Tanya Jindal

India

“In Silico Discovery of phytochemicals Inhibiting Bacterial Urocanate Reductase to Prevent Imidazole Propionate-Mediated Insulin Resistance in T2D”

Tanya Jindal1, Rohit Bansal1, Preeti Kumari1, Archana Bhatnagar1

1. Department of Biochemistry, Panjab University, Chandigarh, India.

Abstract

Background

Type 2 Diabetes Mellitus (T2DM) is a complex metabolic disorder primarily associated with insulin resistance and impaired glucose metabolism. Recent studies implicate gut microbiota–derived imidazole propionate as a metabolite that disrupts insulin signaling. The bacterial enzyme urocanate reductase (UrdA) catalyzes the formation of imidazole propionate and has thus emerged as a potential therapeutic target.
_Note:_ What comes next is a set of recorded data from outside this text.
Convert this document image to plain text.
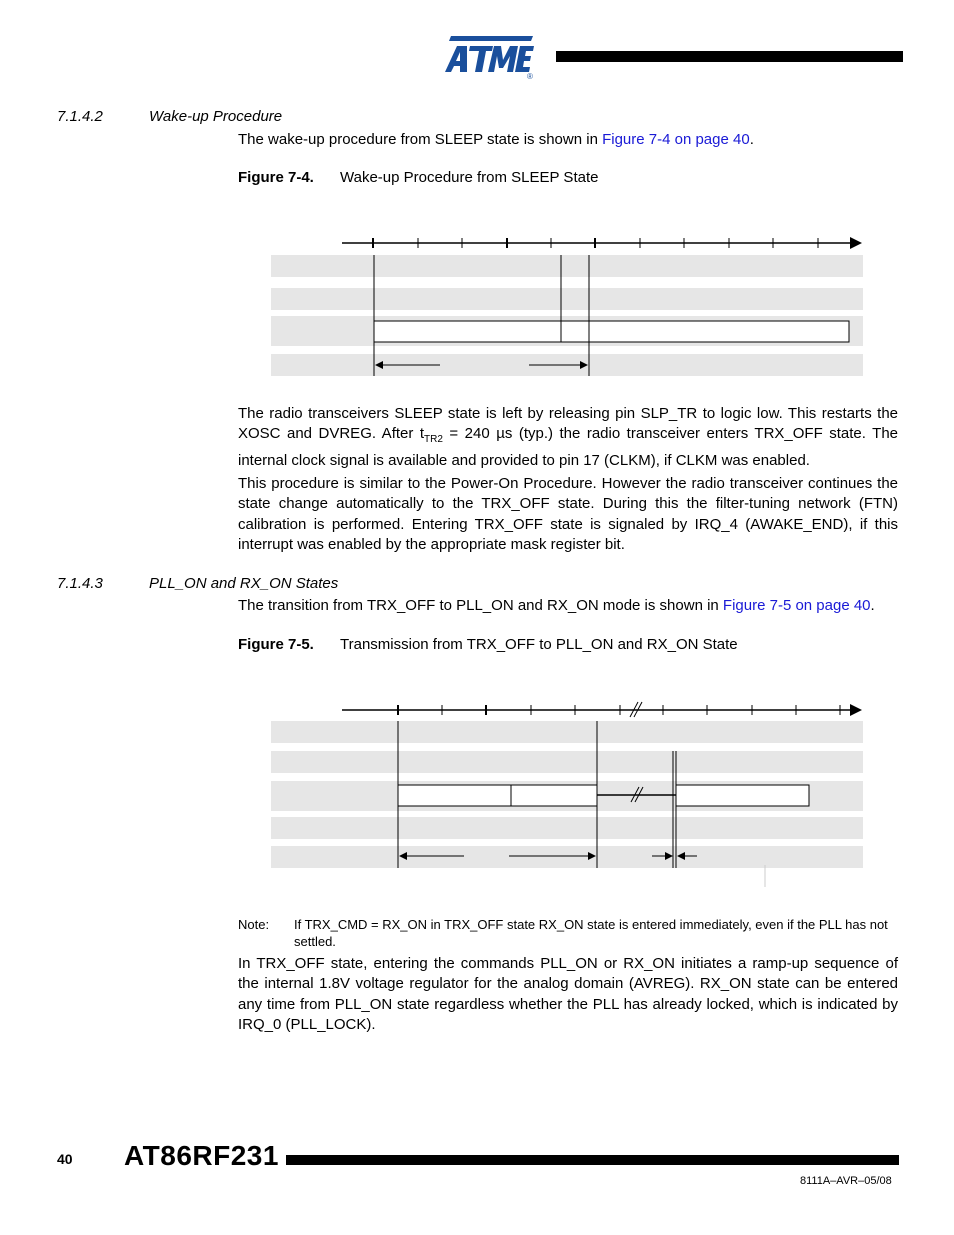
®
7.1.4.2	Wake-up Procedure
The wake-up procedure from SLEEP state is shown in Figure 7-4 on page 40.
Figure 7-4. Wake-up Procedure from SLEEP State
The radio transceivers SLEEP state is left by releasing pin SLP_TR to logic low. This restarts the XOSC and DVREG. After $t_{TR2} = 240$ µs (typ.) the radio transceiver enters TRX_OFF state. The internal clock signal is available and provided to pin 17 (CLKM), if CLKM was enabled.
This procedure is similar to the Power-On Procedure. However the radio transceiver continues the state change automatically to the TRX_OFF state. During this the filter-tuning network (FTN) calibration is performed. Entering TRX_OFF state is signaled by IRQ_4 (AWAKE_END), if this interrupt was enabled by the appropriate mask register bit.
7.1.4.3	PLL_ON and RX_ON States
The transition from TRX_OFF to PLL_ON and RX_ON mode is shown in Figure 7-5 on page 40.
Figure 7-5. Transmission from TRX_OFF to PLL_ON and RX_ON State
Note: If TRX_CMD = RX_ON in TRX_OFF state RX_ON state is entered immediately, even if the PLL has not settled.
In TRX_OFF state, entering the commands PLL_ON or RX_ON initiates a ramp-up sequence of the internal 1.8V voltage regulator for the analog domain (AVREG). RX_ON state can be entered any time from PLL_ON state regardless whether the PLL has already locked, which is indicated by IRQ_0 (PLL_LOCK).
40 AT86RF231
8111A–AVR–05/08
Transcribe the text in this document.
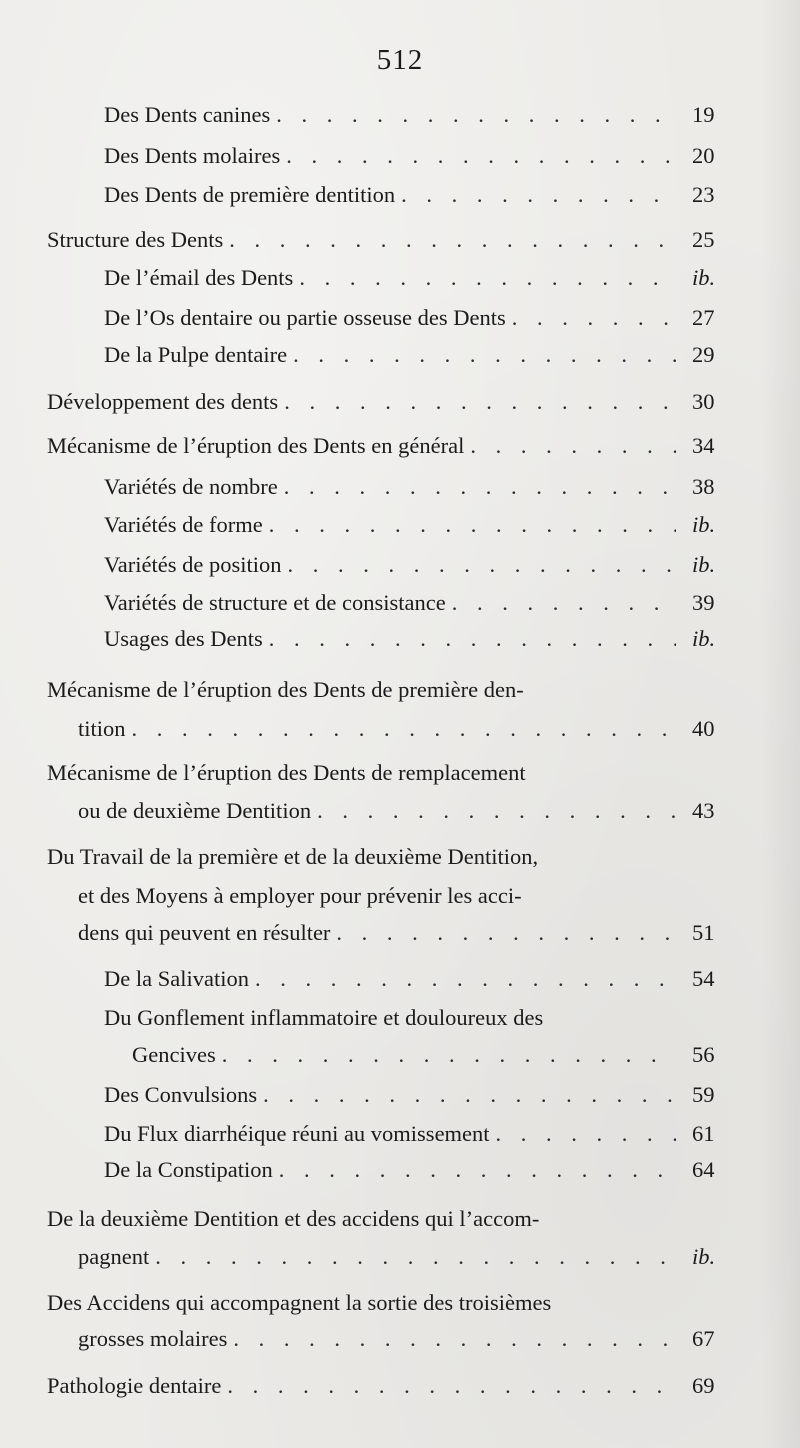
512
Des Dents canines . . .	19
Des Dents molaires . . .	20
Des Dents de première dentition . . .	23
Structure des Dents . . .	25
De l’émail des Dents . . .	ib.
De l’Os dentaire ou partie osseuse des Dents . . .	27
De la Pulpe dentaire . . .	29
Développement des dents . . .	30
Mécanisme de l’éruption des Dents en général . . .	34
Variétés de nombre . . .	38
Variétés de forme . . .	ib.
Variétés de position . . .	ib.
Variétés de structure et de consistance . . .	39
Usages des Dents . . .	ib.
Mécanisme de l’éruption des Dents de première den-
tition . . .	40
Mécanisme de l’éruption des Dents de remplacement
ou de deuxième Dentition . . .	43
Du Travail de la première et de la deuxième Dentition,
et des Moyens à employer pour prévenir les acci-
dens qui peuvent en résulter . . .	51
De la Salivation . . .	54
Du Gonflement inflammatoire et douloureux des
Gencives . . .	56
Des Convulsions . . .	59
Du Flux diarrhéique réuni au vomissement . . .	61
De la Constipation . . .	64
De la deuxième Dentition et des accidens qui l’accom-
pagnent . . .	ib.
Des Accidens qui accompagnent la sortie des troisièmes
grosses molaires . . .	67
Pathologie dentaire . . .	69
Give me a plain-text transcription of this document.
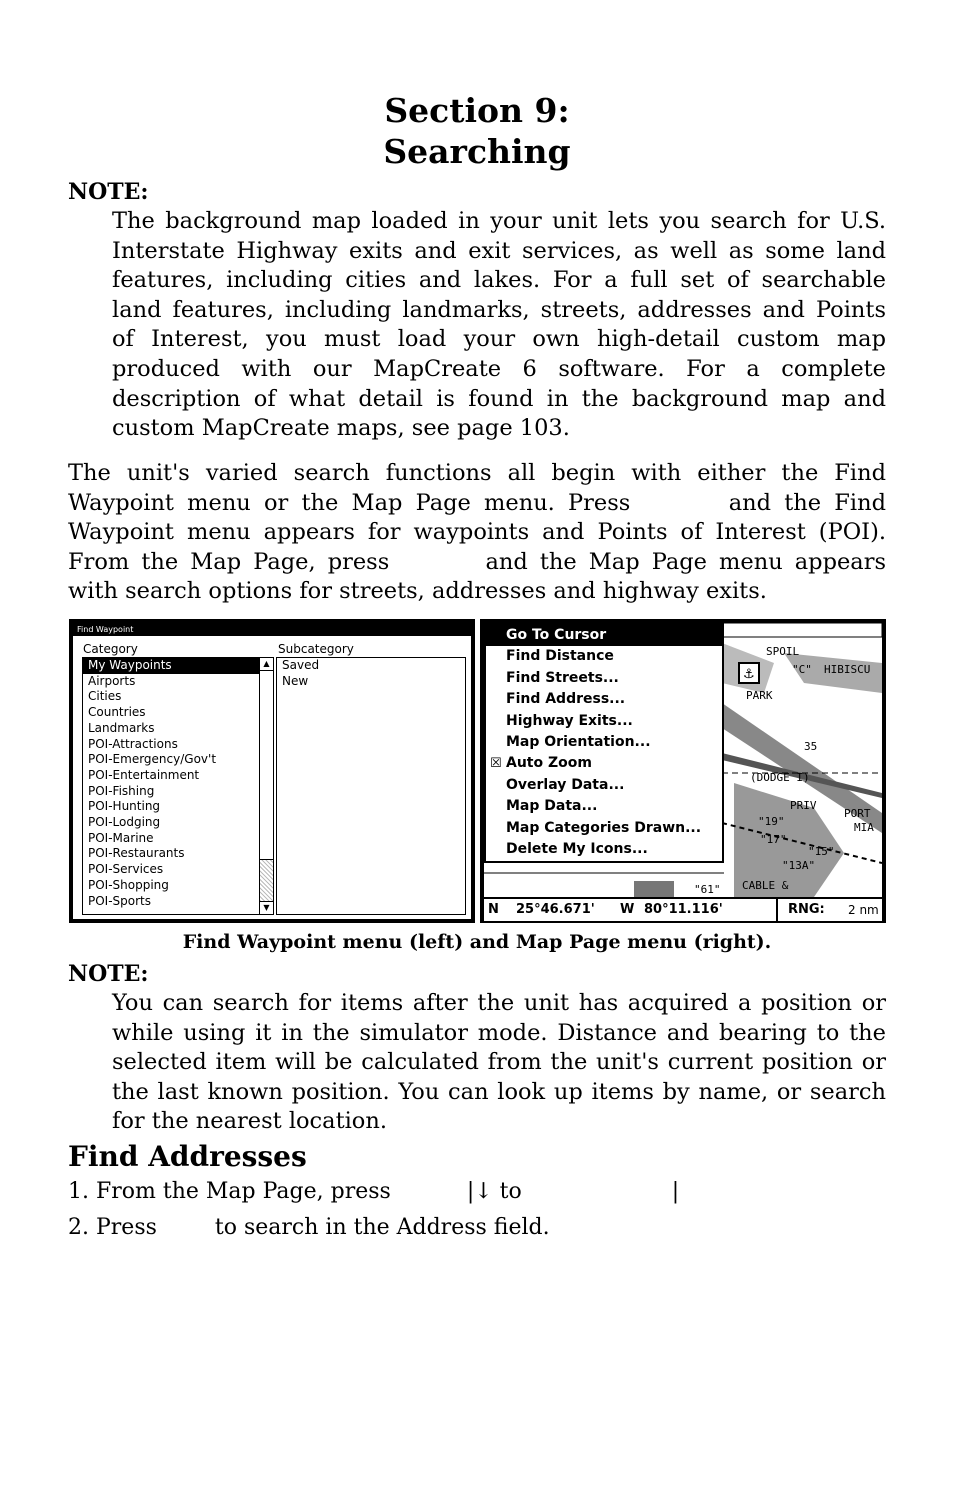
Section 9:
Searching
NOTE:
The background map loaded in your unit lets you search for U.S. Interstate Highway exits and exit services, as well as some land features, including cities and lakes. For a full set of searchable land features, including landmarks, streets, addresses and Points of Interest, you must load your own high-detail custom map produced with our MapCreate 6 software. For a complete description of what detail is found in the background map and custom MapCreate maps, see page 103.
The unit's varied search functions all begin with either the Find Waypoint menu or the Map Page menu. Press	and the Find Waypoint menu appears for waypoints and Points of Interest (POI). From the Map Page, press	and the Map Page menu appears with search options for streets, addresses and highway exits.
Find Waypoint
Category	Subcategory
My Waypoints
Airports
Cities
Countries
Landmarks
POI-Attractions
POI-Emergency/Gov't
POI-Entertainment
POI-Fishing
POI-Hunting
POI-Lodging
POI-Marine
POI-Restaurants
POI-Services
POI-Shopping
POI-Sports
▲
▼
Saved
New	⚓
SPOIL
HIBISCU
"C"
PARK
(DODGE I)
PRIV
PORT
MIA
CABLE &
"19"
"17"
"15"
"13A"
"61"
35
Go To Cursor
Find Distance
Find Streets...
Find Address...
Highway Exits...
Map Orientation...
☒ Auto Zoom
Overlay Data...
Map Data...
Map Categories Drawn...
Delete My Icons...
N 25°46.671' W 80°11.116'	RNG: 2 nm
Find Waypoint menu (left) and Map Page menu (right).
NOTE:
You can search for items after the unit has acquired a position or while using it in the simulator mode. Distance and bearing to the selected item will be calculated from the unit's current position or the last known position. You can look up items by name, or search for the nearest location.
Find Addresses
1. From the Map Page, press	|↓ to	|
2. Press	to search in the Address field.
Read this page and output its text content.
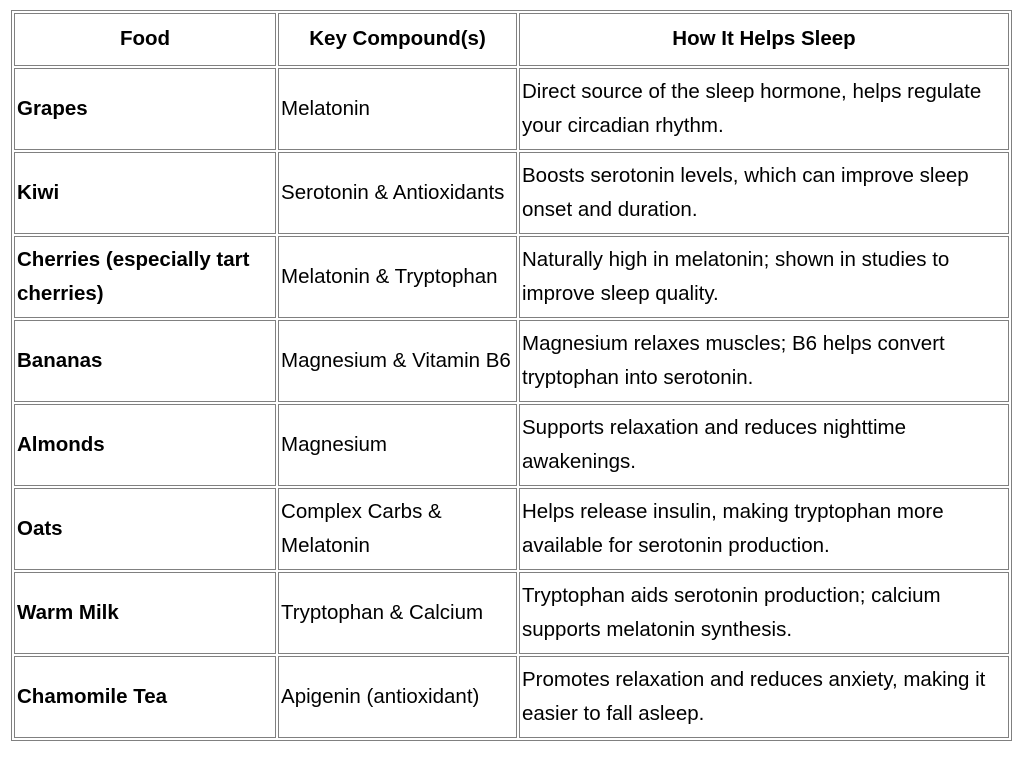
Food	Key Compound(s)	How It Helps Sleep
Grapes	Melatonin	Direct source of the sleep hormone, helps regulate your circadian rhythm.
Kiwi	Serotonin & Antioxidants	Boosts serotonin levels, which can improve sleep onset and duration.
Cherries (especially tart cherries)	Melatonin & Tryptophan	Naturally high in melatonin; shown in studies to improve sleep quality.
Bananas	Magnesium & Vitamin B6	Magnesium relaxes muscles; B6 helps convert tryptophan into serotonin.
Almonds	Magnesium	Supports relaxation and reduces nighttime awakenings.
Oats	Complex Carbs & Melatonin	Helps release insulin, making tryptophan more available for serotonin production.
Warm Milk	Tryptophan & Calcium	Tryptophan aids serotonin production; calcium supports melatonin synthesis.
Chamomile Tea	Apigenin (antioxidant)	Promotes relaxation and reduces anxiety, making it easier to fall asleep.
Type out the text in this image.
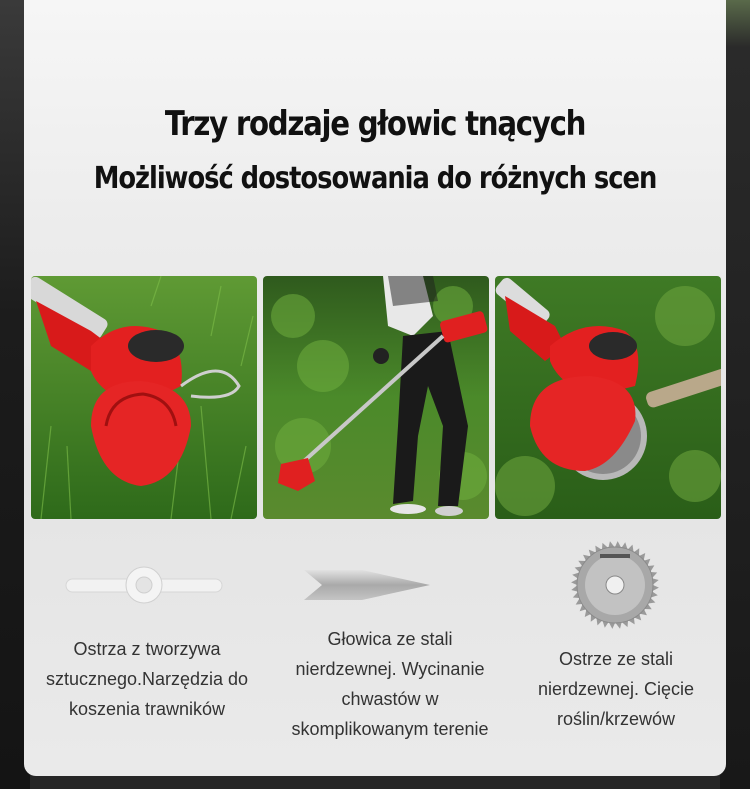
Trzy rodzaje głowic tnących
Możliwość dostosowania do różnych scen
Ostrza z tworzywa
sztucznego.Narzędzia do
koszenia trawników
Głowica ze stali
nierdzewnej. Wycinanie
chwastów w
skomplikowanym terenie
Ostrze ze stali
nierdzewnej. Cięcie
roślin/krzewów
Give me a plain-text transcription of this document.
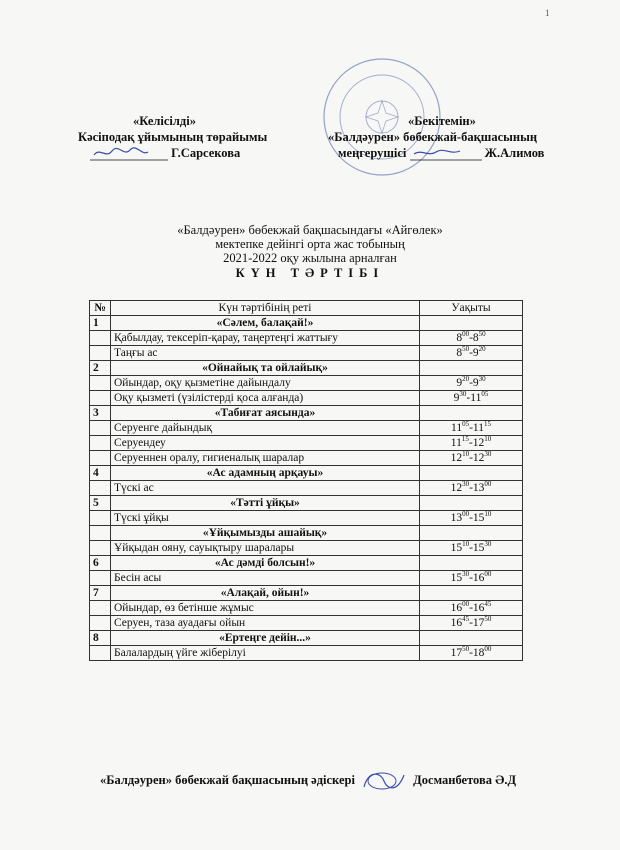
1
«Келісілді»
Кәсіподақ ұйымының төрайымы
Г.Сарсекова
«Бекітемін»
«Балдәурен» бөбекжай-бақшасының
меңгерушісі	Ж.Алимов
«Балдәурен» бөбекжай бақшасындағы «Айгөлек»
мектепке дейінгі орта жас тобының
2021-2022 оқу жылына арналған
КҮН ТӘРТІБІ
№	Күн тәртібінің реті	Уақыты
1	«Сәлем, балақай!»	
	Қабылдау, тексеріп-қарау, таңертеңгі жаттығу	$8^{00}-8^{50}$
	Таңғы ас	$8^{50}-9^{20}$
2	«Ойнайық та ойлайық»	
	Ойындар, оқу қызметіне дайындалу	$9^{20}-9^{30}$
	Оқу қызметі (үзілістерді қоса алғанда)	$9^{30}-11^{05}$
3	«Табиғат аясында»	
	Серуенге дайындық	$11^{05}-11^{15}$
	Серуендеу	$11^{15}-12^{10}$
	Серуеннен оралу, гигиеналық шаралар	$12^{10}-12^{30}$
4	«Ас адамның арқауы»	
	Түскі ас	$12^{30}-13^{00}$
5	«Тәтті ұйқы»	
	Түскі ұйқы	$13^{00}-15^{10}$
	«Ұйқымызды ашайық»	
	Ұйқыдан ояну, сауықтыру шаралары	$15^{10}-15^{30}$
6	«Ас дәмді болсын!»	
	Бесін асы	$15^{30}-16^{00}$
7	«Алақай, ойын!»	
	Ойындар, өз бетінше жұмыс	$16^{00}-16^{45}$
	Серуен, таза ауадағы ойын	$16^{45}-17^{50}$
8	«Ертеңге дейін...»	
	Балалардың үйге жіберілуі	$17^{50}-18^{00}$
«Балдәурен» бөбекжай бақшасының әдіскері	Досманбетова Ә.Д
Targeting UrdA with natural inhibitors may help mitigate microbial contributions to insulin resistance in T2DM.

Methods

The crystal structure of UrdA (PDB ID: 6T87) was retrieved and analyzed to predict active binding sites using PrankWeb. A phytochemical library from IMPPAT 2.0 comprising 1,359 natural compounds was subjected to virtual screening and molecular docking using PyRx. Compounds with binding energies ≤ –10 kcal/mol were shortlisted. The top hits were further evaluated for ADMET properties using SwissADME to assess pharmacokinetic profiles and drug-likeness.

Results

Three lead compounds—IMPHY004140 (7-Deacetoxy-7-oxogedunin), IMPHY006827 (Meliantriol), and IMPHY002648 (Withanolide B)—showed high binding affinities ranging from –10.0 to –10.2 kcal/mol, outperforming the natural substrate urocanate (–5.4 kcal/mol). These ligands exhibited key hydrogen bonding and hydrophobic interactions with catalytic residues ARG391, GLN244, and PHE243. ADMET analysis predicted good solubility, high gastrointestinal absorption, and acceptable bioavailability, confirming their drug-like characteristics.

Conclusions

The in silico identification of potent natural inhibitors of urocanate reductase highlights their potential to reduce imidazole propionate production and improve insulin sensitivity. This computational approach provides a foundation for future in vitro enzyme inhibition assays and molecular dynamics simulations to validate stability and efficacy in T2DM therapy.